Eastman’s lawsuit is brilliant. Either the state supreme court will join the legislature in this constitutional overthrow, or it will, at last, discover that the constitution’s words actually have meaning.
Of course, it will be utterly hypocritical of them, since they passed over the obvious constitutional wording regarding privacy, line-item vetoes and veto-overrides. The smart Vegas money will bet on the judiciary not accepting the case, on trumped-up technicalities, or perhaps a blatant expunging of constitutional things that they don’t like … which is what the state and federal courts have been doing since the start.
But this gives us a new and amazing problem. Let’s suppose the state supreme court rules that SB 189, with its multiple subjects, is unconstitutional. How does it get enforced? In the past, all governors and legislatures have acted as if the court’s opinions were self-enforcing. But they really are not, because [Gasp!] there is nothing in the constitution that says so!
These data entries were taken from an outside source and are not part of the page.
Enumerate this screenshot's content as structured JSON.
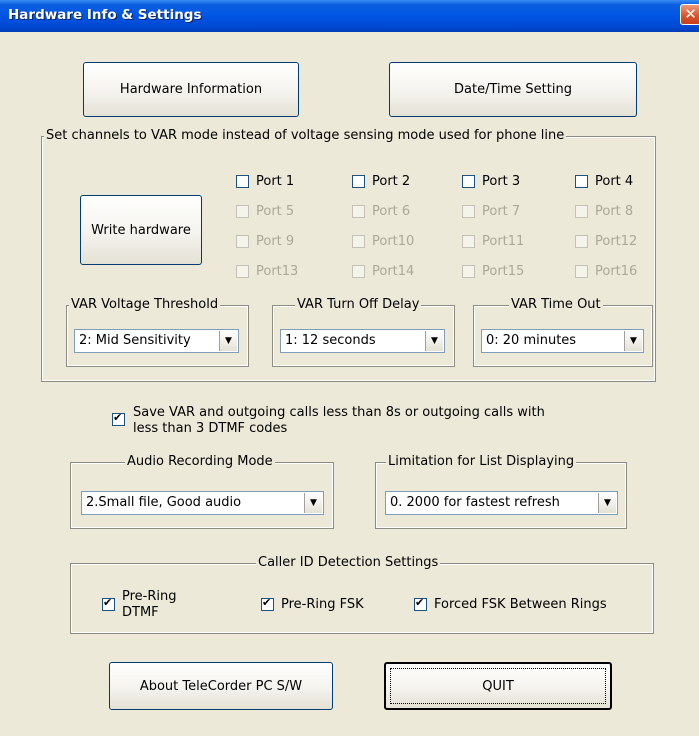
{
  "window": {
    "title": "Hardware Info & Settings",
    "close_glyph": "✕"
  },
  "buttons": {
    "hardware_info": "Hardware Information",
    "datetime": "Date/Time Setting",
    "write_hardware": "Write hardware",
    "about": "About TeleCorder PC S/W",
    "quit": "QUIT"
  },
  "var_group": {
    "legend": "Set channels to VAR mode instead of voltage sensing mode used for phone line",
    "ports": [
      {
        "label": "Port 1",
        "enabled": true
      },
      {
        "label": "Port 2",
        "enabled": true
      },
      {
        "label": "Port 3",
        "enabled": true
      },
      {
        "label": "Port 4",
        "enabled": true
      },
      {
        "label": "Port 5",
        "enabled": false
      },
      {
        "label": "Port 6",
        "enabled": false
      },
      {
        "label": "Port 7",
        "enabled": false
      },
      {
        "label": "Port 8",
        "enabled": false
      },
      {
        "label": "Port 9",
        "enabled": false
      },
      {
        "label": "Port10",
        "enabled": false
      },
      {
        "label": "Port11",
        "enabled": false
      },
      {
        "label": "Port12",
        "enabled": false
      },
      {
        "label": "Port13",
        "enabled": false
      },
      {
        "label": "Port14",
        "enabled": false
      },
      {
        "label": "Port15",
        "enabled": false
      },
      {
        "label": "Port16",
        "enabled": false
      }
    ],
    "threshold": {
      "legend": "VAR Voltage Threshold",
      "value": "2: Mid Sensitivity"
    },
    "turn_off_delay": {
      "legend": "VAR Turn Off Delay",
      "value": "1: 12 seconds"
    },
    "time_out": {
      "legend": "VAR Time Out",
      "value": "0: 20 minutes"
    }
  },
  "save_var": {
    "checked": true,
    "line1": "Save VAR and outgoing calls less than 8s or outgoing calls with",
    "line2": "less than 3 DTMF codes"
  },
  "audio": {
    "legend": "Audio Recording Mode",
    "value": "2.Small file, Good audio"
  },
  "limitation": {
    "legend": "Limitation for List Displaying",
    "value": "0. 2000 for fastest refresh"
  },
  "caller_id": {
    "legend": "Caller ID Detection Settings",
    "pre_ring_dtmf_line1": "Pre-Ring",
    "pre_ring_dtmf_line2": "DTMF",
    "pre_ring_fsk": "Pre-Ring FSK",
    "forced_fsk": "Forced FSK Between Rings"
  },
  "icons": {
    "dropdown_arrow": "▼"
  }
}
But Dunleavy could actually “enforce” the ruling by actually failing to enforce the multiple-subject provisions found in SB 189. Yes, he could do that.
ALASKA WATCHMAN DIRECT TO YOUR INBOX
But would he?
And what if the legislature suddenly becomes “constitutional” in this one regard, and chooses to ignore the hypothetical ruling? Do they send orders to the bureaucracy? Would they be counter-manded by the executive and judicial branches? Remember the limits of executive authority halt in regards to the legislature, as cited in Art. 3, Sec. 16.
If this looks like a complicated mess, it is the logical outcome that results from decades of unconstitutional actions. All three branches are collectively guilty. So, if the once-honored officers of government will not obey the people’s rules, why should “We the people” obey their laws?
We are now in a colossal whirlpool. And do not blame merely the government and the bureaucracy. Blame also the media, the self-appointed guardians and self-appointed “fourth branch,” for failing to inform the people every step of the way in this decades-long anarchy-by-government. This article is but a small effort at awakening the citizens. Unless it is joined by others, we’ll all go down the drain together.
The views expressed here are those of the author.